Portfolio Management is about doing the right projects. A portfolio of high-value new product development projects maximizes overall return on innovation investment. When Portfolio Management is properly implemented, occurs regularly, and is conducted well, it positively impacts business results:

  • The best projects are selected and advanced based on business merit to produce a steady-stream of winners.
  • Resources are optimally allocated to operationalize the Innovation Strategy.
  • There is visibility into project prioritization.
  • Cross-functional leaders and managers align on the right priorities.
  • Projects are sufficiently resourced.
  • The new product project pipeline is positioned to maximize return on investment.

Portfolio Management

The 4 Goals of Portfolio Management

  1. Maximize the Value of Your New Product Portfolio
    The end goal is a portfolio that yields long term profitability and maximizes return on your new product development investment. Resources (capital and people) should be allocated to increase portfolio value. Common methods used include: scoring models, checklists, and financial models.
  2. Balance Your Portfolio of New Product Projects
    Your portfolio of new product projects should include a balance of different project types: long term versus short term projects, high risk versus low risk projects, and projects across various markets and technologies. Common methods used to balance portfolios include visual charts (i.e. bubble diagrams and pie charts).
  3. Align Your Portfolio with Your Strategy
    Strategy becomes real when you spend money. Ensure your Innovation Strategy aligns resource allocation with your strategic priorities. There are 2 ways to approach decision making: a bottom-up approach (project-level decision making at the gates), and a top-down approach (dominated by a portfolio review of all projects). Some companies combine both to achieve success.
  4. Pick the Right Number of Projects
    Resources (people, assets, and capital) are finite. Project delays result when there are too many projects in the pipeline and not enough resources to complete them on time. Selecting the right number of projects to maximize your resources is critical. A common method is to maintain a prioritized list of rank-ordered projects. Another method is to monitor resource supply and demand to determine availability for new product projects.

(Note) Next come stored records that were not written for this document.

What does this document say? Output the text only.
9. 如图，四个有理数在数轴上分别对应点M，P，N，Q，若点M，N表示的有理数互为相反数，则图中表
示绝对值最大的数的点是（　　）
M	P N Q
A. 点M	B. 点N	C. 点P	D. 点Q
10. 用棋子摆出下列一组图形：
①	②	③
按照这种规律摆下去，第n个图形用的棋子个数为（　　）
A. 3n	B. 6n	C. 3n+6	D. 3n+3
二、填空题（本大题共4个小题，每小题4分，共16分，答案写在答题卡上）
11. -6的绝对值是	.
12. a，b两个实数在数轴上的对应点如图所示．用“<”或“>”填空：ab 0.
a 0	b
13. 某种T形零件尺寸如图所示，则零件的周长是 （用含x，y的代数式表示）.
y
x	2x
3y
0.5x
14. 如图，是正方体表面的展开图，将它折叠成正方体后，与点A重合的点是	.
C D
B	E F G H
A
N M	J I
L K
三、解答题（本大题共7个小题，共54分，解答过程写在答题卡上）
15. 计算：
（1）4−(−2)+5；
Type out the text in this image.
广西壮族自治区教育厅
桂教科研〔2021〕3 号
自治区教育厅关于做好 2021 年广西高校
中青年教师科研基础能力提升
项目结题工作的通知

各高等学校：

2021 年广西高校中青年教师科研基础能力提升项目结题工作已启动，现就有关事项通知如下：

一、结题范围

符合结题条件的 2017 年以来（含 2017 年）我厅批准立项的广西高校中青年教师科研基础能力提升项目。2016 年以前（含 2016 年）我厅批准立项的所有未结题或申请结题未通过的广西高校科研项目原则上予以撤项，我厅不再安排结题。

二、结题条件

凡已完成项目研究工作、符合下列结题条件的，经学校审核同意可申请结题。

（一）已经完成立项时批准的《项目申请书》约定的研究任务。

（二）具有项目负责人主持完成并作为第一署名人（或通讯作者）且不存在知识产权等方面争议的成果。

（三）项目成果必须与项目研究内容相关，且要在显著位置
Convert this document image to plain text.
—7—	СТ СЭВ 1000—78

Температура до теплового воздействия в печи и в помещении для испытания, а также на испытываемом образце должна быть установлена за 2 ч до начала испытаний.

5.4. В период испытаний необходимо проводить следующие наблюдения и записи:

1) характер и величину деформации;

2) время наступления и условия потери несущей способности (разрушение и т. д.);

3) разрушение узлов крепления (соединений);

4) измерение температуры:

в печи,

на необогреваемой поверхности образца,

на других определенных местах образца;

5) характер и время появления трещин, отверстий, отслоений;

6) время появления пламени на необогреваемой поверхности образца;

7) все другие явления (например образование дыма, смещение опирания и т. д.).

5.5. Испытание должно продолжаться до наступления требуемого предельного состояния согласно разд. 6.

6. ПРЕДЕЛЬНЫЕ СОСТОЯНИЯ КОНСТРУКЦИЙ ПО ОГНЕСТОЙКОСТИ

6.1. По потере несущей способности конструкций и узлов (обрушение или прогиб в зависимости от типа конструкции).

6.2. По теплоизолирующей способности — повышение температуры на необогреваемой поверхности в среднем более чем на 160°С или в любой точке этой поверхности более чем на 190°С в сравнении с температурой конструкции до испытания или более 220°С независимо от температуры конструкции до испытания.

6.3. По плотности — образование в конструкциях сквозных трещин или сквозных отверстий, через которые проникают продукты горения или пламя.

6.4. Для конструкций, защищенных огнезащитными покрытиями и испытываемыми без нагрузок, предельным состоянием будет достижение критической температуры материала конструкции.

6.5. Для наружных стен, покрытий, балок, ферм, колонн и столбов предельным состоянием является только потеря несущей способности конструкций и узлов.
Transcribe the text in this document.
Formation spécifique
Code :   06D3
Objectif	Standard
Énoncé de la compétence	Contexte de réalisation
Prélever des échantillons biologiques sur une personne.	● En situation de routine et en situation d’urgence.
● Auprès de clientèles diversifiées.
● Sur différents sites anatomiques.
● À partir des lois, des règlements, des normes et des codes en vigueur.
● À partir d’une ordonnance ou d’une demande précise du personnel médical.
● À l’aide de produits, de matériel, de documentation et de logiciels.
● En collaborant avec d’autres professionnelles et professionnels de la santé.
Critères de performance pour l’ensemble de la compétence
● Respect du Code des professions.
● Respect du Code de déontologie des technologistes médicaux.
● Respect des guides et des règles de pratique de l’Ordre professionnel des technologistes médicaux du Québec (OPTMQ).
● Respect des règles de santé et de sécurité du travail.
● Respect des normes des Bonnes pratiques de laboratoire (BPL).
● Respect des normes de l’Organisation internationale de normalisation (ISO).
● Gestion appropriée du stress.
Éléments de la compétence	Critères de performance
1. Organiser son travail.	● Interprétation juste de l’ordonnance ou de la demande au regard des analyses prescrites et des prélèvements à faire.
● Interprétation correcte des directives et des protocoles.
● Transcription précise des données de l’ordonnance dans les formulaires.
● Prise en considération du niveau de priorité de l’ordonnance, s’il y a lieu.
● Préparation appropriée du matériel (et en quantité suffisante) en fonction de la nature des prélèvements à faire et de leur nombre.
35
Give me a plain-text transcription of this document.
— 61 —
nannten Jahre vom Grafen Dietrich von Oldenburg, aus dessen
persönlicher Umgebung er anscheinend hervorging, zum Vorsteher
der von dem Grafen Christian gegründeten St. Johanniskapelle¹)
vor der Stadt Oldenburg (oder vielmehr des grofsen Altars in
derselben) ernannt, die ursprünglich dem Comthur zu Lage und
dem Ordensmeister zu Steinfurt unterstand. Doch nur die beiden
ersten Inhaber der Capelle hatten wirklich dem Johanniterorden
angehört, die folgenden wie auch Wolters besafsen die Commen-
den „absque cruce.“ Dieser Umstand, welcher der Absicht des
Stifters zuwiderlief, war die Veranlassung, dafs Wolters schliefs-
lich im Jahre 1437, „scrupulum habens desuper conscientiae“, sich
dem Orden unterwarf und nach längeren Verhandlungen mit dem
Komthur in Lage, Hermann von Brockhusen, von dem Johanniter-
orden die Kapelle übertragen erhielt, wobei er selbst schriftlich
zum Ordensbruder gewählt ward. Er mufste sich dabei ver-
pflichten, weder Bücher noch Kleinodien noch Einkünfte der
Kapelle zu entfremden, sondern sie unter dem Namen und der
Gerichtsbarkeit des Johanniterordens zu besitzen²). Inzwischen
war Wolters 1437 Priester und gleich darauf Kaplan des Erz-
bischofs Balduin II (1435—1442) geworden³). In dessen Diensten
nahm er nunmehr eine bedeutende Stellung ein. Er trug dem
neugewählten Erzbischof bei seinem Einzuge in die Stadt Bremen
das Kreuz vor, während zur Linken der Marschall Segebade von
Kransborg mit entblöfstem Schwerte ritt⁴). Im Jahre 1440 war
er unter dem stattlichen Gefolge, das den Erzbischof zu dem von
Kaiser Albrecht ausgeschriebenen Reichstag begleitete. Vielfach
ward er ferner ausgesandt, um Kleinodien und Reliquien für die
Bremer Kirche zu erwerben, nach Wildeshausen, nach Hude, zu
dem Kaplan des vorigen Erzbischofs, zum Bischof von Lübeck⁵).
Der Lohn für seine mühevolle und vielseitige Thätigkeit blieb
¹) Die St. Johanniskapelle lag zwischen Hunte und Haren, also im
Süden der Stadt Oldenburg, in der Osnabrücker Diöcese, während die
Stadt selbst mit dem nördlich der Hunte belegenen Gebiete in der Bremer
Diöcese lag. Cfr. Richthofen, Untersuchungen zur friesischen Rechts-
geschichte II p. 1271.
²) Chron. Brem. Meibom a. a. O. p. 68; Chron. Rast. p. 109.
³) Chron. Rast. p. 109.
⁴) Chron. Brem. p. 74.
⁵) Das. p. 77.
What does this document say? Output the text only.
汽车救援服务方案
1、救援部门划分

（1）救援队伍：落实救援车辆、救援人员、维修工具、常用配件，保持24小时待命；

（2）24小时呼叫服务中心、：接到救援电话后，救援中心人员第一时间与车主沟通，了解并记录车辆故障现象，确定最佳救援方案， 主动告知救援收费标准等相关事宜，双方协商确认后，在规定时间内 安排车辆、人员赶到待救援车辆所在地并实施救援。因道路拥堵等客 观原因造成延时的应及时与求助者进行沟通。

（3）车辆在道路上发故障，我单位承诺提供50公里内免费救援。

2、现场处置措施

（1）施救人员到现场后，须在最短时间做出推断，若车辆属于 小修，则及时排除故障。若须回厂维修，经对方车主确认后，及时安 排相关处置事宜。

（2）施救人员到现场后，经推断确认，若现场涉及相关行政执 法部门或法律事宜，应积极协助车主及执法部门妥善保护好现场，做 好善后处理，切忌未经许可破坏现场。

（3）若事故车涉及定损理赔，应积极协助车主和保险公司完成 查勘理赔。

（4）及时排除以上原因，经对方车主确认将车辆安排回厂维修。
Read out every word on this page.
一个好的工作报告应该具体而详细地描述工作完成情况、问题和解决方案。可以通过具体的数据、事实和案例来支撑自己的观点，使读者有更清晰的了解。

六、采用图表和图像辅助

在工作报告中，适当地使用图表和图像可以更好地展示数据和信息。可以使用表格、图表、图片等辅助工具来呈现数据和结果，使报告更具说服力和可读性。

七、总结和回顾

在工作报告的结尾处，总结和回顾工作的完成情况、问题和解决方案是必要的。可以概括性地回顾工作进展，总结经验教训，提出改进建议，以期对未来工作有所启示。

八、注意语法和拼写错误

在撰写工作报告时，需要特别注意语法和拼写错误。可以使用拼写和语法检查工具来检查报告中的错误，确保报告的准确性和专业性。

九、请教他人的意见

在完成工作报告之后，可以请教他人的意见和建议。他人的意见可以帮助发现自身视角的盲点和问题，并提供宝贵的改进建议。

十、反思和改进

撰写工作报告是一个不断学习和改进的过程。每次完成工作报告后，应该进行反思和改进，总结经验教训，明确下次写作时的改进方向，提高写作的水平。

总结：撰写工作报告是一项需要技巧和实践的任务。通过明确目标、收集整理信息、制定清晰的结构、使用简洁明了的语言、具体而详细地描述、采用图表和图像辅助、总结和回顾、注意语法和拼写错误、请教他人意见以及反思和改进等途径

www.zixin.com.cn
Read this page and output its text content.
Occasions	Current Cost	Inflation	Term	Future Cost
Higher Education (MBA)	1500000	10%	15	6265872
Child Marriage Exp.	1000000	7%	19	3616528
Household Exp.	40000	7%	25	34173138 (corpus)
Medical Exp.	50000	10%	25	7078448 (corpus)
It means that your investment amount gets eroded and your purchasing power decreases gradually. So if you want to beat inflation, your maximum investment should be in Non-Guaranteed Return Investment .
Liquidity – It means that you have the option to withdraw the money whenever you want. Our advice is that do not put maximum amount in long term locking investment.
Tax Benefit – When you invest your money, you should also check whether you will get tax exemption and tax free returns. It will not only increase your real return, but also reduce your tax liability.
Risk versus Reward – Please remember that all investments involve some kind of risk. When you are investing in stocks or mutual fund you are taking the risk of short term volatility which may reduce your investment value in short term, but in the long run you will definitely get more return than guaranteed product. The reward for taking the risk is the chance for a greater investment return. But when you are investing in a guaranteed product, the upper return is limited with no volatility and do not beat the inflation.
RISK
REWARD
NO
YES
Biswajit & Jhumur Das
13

Portfolio Management: An Opportunity to Impact Innovation Performance

Portfolio management and new product development project prioritization are critical, value-add management activities. Innovation management experts Scott Edgett’s and Robert Cooper’s pioneering work in this area identifies problems that can be attributed to ineffective (or a complete lack) of product portfolio management:

  1. A Strong Reluctance to Kill Projects
    There are no consistent Go/Kill decisions criteria. Projects are simply added to the ‘active list’ of projects with no clear directional focus. Resources are spread too thinly across projects. This results in: longer time-to-market; poor quality of execution, and higher than acceptable failure rates.
  2. Poor Go/Kill and Project Selection Decisions
    There are too many mediocre projects in the pipeline (i.e. extensions, enhancements) and a lack of high value projects. The few good projects are starved of resources, take too long to get to market and fail to achieve results.
  3. The Wrong Projects are Selected
    Decisions are made based on politics, opinion and emotion. Many of these ‘ill-selected’ projects fail to achieve results.
  4. Strategic Criteria Are Missing
    Most projects lack strategic alignment because they are not evaluated or scored on business and innovation strategy criteria. Overall spending does not reflect the business’s strategic priorities because the new product projects selected are a poor fit with the Innovation Strategy.